À l’époque où Mankiewicz adapte le roman de Greene, il se détache du système hollywoodien puisque, après avoir passé l’essentiel de sa carrière à la Paramount, la MGM et la Fox, il cherche l’indépendance en créant sa propre maison de production. D’où, peut-être, toutes ces allusions perfides au cinéma qui parcourent les dialogues. Murphy suggère que, contrairement à ce qui se passe dans les films, Redgrave n’aura pas la fille à la fin. Quant à Claude Dauphin, il décrète : « Je déteste les fins heureuses que l’on trouve dans les vieux films américains ou les nouveaux films européens. »

Contrairement à ce qui se pratiquait alors, Mankiewicz ne tourne pas dans des décors de studio mais se rend sur place, avec des images fortes qui donne parfois au film un aspect documentaire, comme lorsqu’il filme les cérémonies du temple de Cao Dai. Il est d’ailleurs curieux qu’il ait choisi, pour incarner deux Vietnamiennes, l’Italienne Giorgia Moll et la Française Kerima.
Dans le supplément, le critique de Positif N.T. Binh explique que Mankiewicz avait choisi, au départ, Montgomery Clift pour incarner l’Américain et Laurence Olivier dans le rôle du reporter anglais. Mais Clift se retire du projet après un accident qui le défigure et Olivier profite de cette défection pour en faire de même. Audie Murphy devient sans doute un Américain beaucoup plus tranquille encore que ne l’aurait joué Monty Clift, que Mankiewicz parviendra à embaucher l’année suivante dans Soudain l’été dernier. Quant à Michael Redgrave, il est un suffisamment solide et excellent acteur pour ne pas nous faire regretter Laurence Olivier. Redgrave vient, l’année précédente, de tourner Temps sans pitié de Losey, dans lequel il est également formidable.

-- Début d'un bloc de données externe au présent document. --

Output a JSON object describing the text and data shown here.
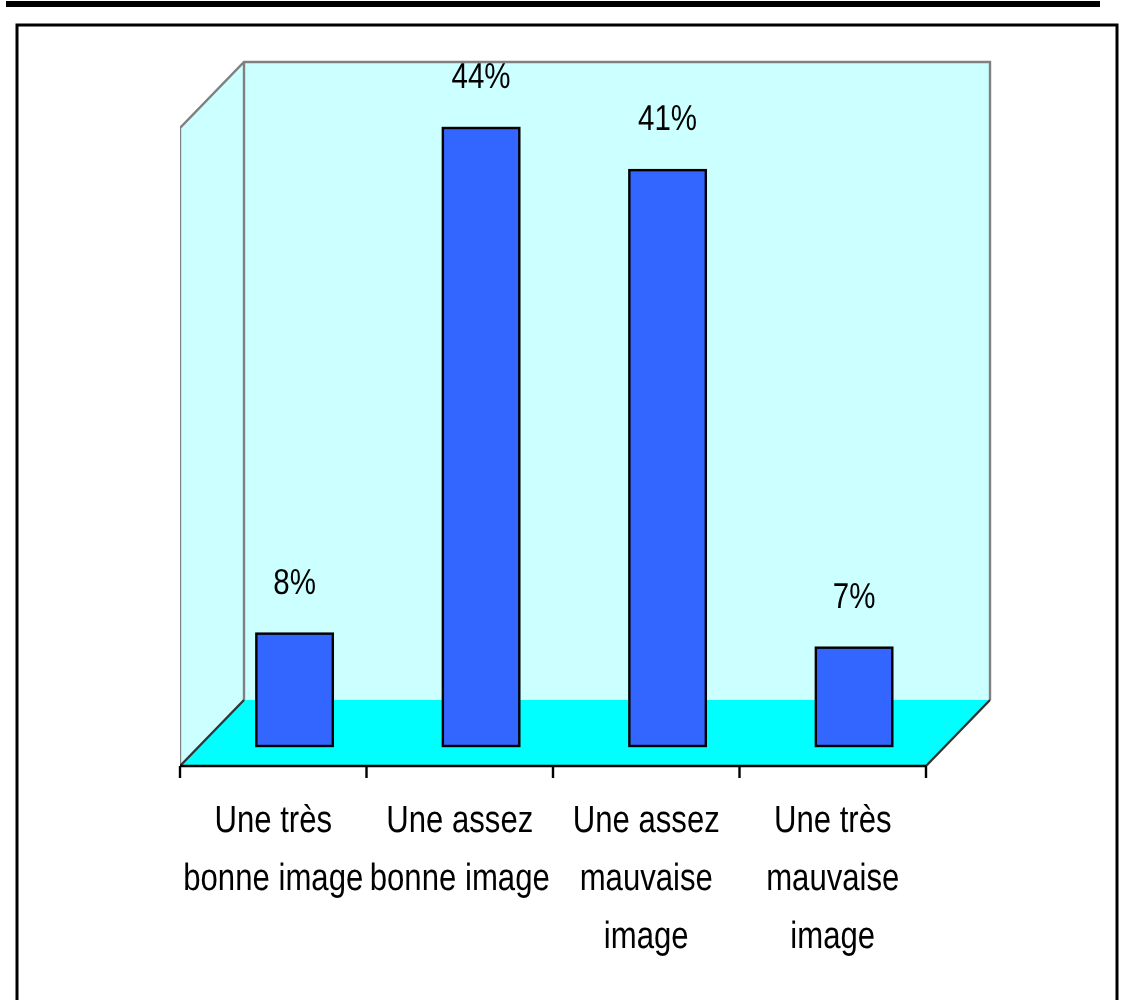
{
  "chart_data": {
    "type": "bar",
    "categories": [
      "Une très bonne image",
      "Une assez bonne image",
      "Une assez mauvaise image",
      "Une très mauvaise image"
    ],
    "values": [
      8,
      44,
      41,
      7
    ],
    "value_labels": [
      "8%",
      "44%",
      "41%",
      "7%"
    ],
    "color": "#3366ff"
  }
}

Dans Un Américain, la force de son jeu rend attachant un personnage désabusé et menteur (au moins avec sa femme et sa maîtresse et, également, avec lui-même). Archétype du héros greenien, un Anglais qui vit dans un pays étranger, Redgrave se découvre amoureux, comme si jusque là il ne s’en était pas rendu compte et c’est là toute l’habileté, à la fois de Graham Greene et de Joseph Mankiewicz, que de mêler une histoire intime à la grande Histoire. Avec des événements tragiques dont le cinéaste sait parfaitement traduire l’émotion et l’inutilité, comme lorsque les deux soldats vietnamiens subissent une attaque en haut de leur tour. La tragédie de la guerre n’est jamais dépourvue de stérilité et de gratuité.
Jean-Charles Lemeunier
Un Américain bien tranquille
Année : 1958
Titre original : The Quiet American
Origine : États-Unis
Réal. : Joseph L. Mankiewicz
Scén. : Joseph L. Mankiewicz, Edward Lansdale d’après Graham Greene
Photo : Robert Krasker
Musique : Mario Nascimbene
Montage : William Hornbeck
Durée : 122 min
Avec Audie Murphy, Michael Redgrave, Claude Dauphin, Giorgia Moll, Kerima, Bruce Cabot, Richard Loo…
Sortie en combo DVD/Blu-ray (et, pour la première fois, en Blu-ray) par Rimini Éditions le 18 avril 2023.